石川: 騒音の測定を行っている方ですと、例えば20db下がるのはすごいことだとわかってもらえると思います。20dbは、ものすごくうるさい音がほとんど聞こえない音になるくらい変わります。20db下がることはあまりありませんが、10db弱くらい下がるケースはいろいろあります。もう一つ、ある周波数で音の圧力のピークが際立つのは非常によくなく、なだらかに下がっていってほしいわけです。まずどうしたら音が出るかということを研究し、その次に、ではこの形、ここの渦を工夫すると、実は音が下がるということもわかってきました。幾つかの研究の積み重ねを行っていって、飛行機全体として相当静かにする努力を、今、一生懸命行っています。

<想定外の事項が発生した場合の対処について>
参加者: リハビリの仕事をしている者ですが、人間の体の場合、例えば指の関節だと握るという機能に対して、逆方向にも曲がるという遊びが人間の関節だと設けられています。今回、発表された飛行機の場合、だいぶ燃費を追求するためにいろいろ必要なところを強化し、必要でないところを落としてということを繰り返して開発を進めていると思います。海外の輸送用路線でアフリカとかでたまに砂漠地帯のところで燃料を補給したが、フィルターなしで燃料を入れて大変なことになったという話も聞くので、機体そのものの万が一に対する許容量、遊びに関しての設計や想定はどの程度行われているのでしょうか。
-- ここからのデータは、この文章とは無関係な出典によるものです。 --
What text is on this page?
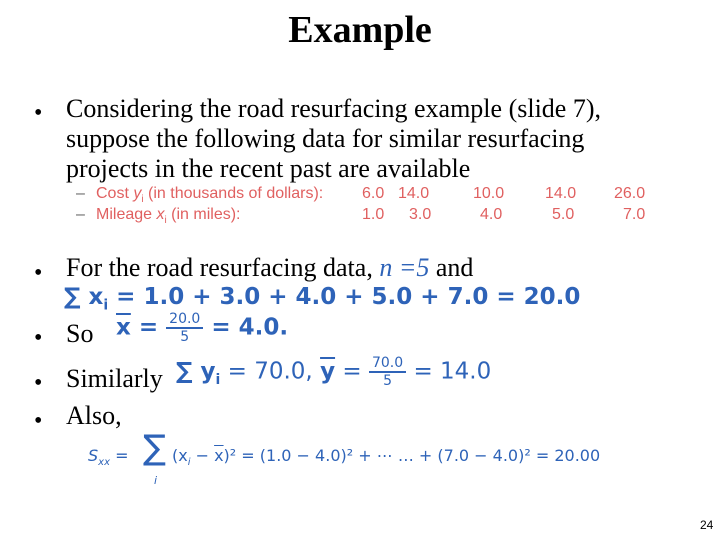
Example
• Considering the road resurfacing example (slide 7),
suppose the following data for similar resurfacing
projects in the recent past are available
– Cost $y_i$ (in thousands of dollars): 6.0 14.0	10.0	14.0 26.0
– Mileage $x_i$ (in miles):	1.0 3.0	4.0	5.0	7.0
• For the road resurfacing data, n =5 and
∑ $x_i = 1.0 + 3.0 + 4.0 + 5.0 + 7.0 = 20.0$
• So $\overline{x} = \frac{20.0}{5} = 4.0$.
• Similarly ∑ $y_i = 70.0$, $\overline{y} = \frac{70.0}{5} = 14.0$
• Also,
$S_{xx}$ = ∑
i
$(x_i - \overline{x})^2 = (1.0 - 4.0)^2$ + ⋯ … + (7.0 − 4.0)² = 20.00
24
石川: 想定外のことが起きることについてもいろいろと工夫しています。典型例として、最近の飛行機の開発で必ず行うことに、非常着水のシミュレーションがあります。去年の冬にニューヨークのハドソン川で、パイロットがうまく操縦し、川に下りて助かった事例がありました。着水時の挙動予測は、今の飛行機では、必ず行うことが求められます。ただ、本物の飛行機にパイロットが乗ったまま非常着水するわけにはいかないため、大きな模型をつくって、船用の水槽に波を立て着水させ実験するとともに、スーパーコンピュータで計算し、その計算したモデルと実験がきちんと合うかを確かめる要求があります。これを必ず確かめないと型式証明を発行してくれません。MRJでも現在行っているようです。あとエンジンについては、エンジンに鳥が入ったときに、最低火事にならないとか、鳥がたくさん入ってきてエンジンが止まってしまった時の対策をいろいろと考えています。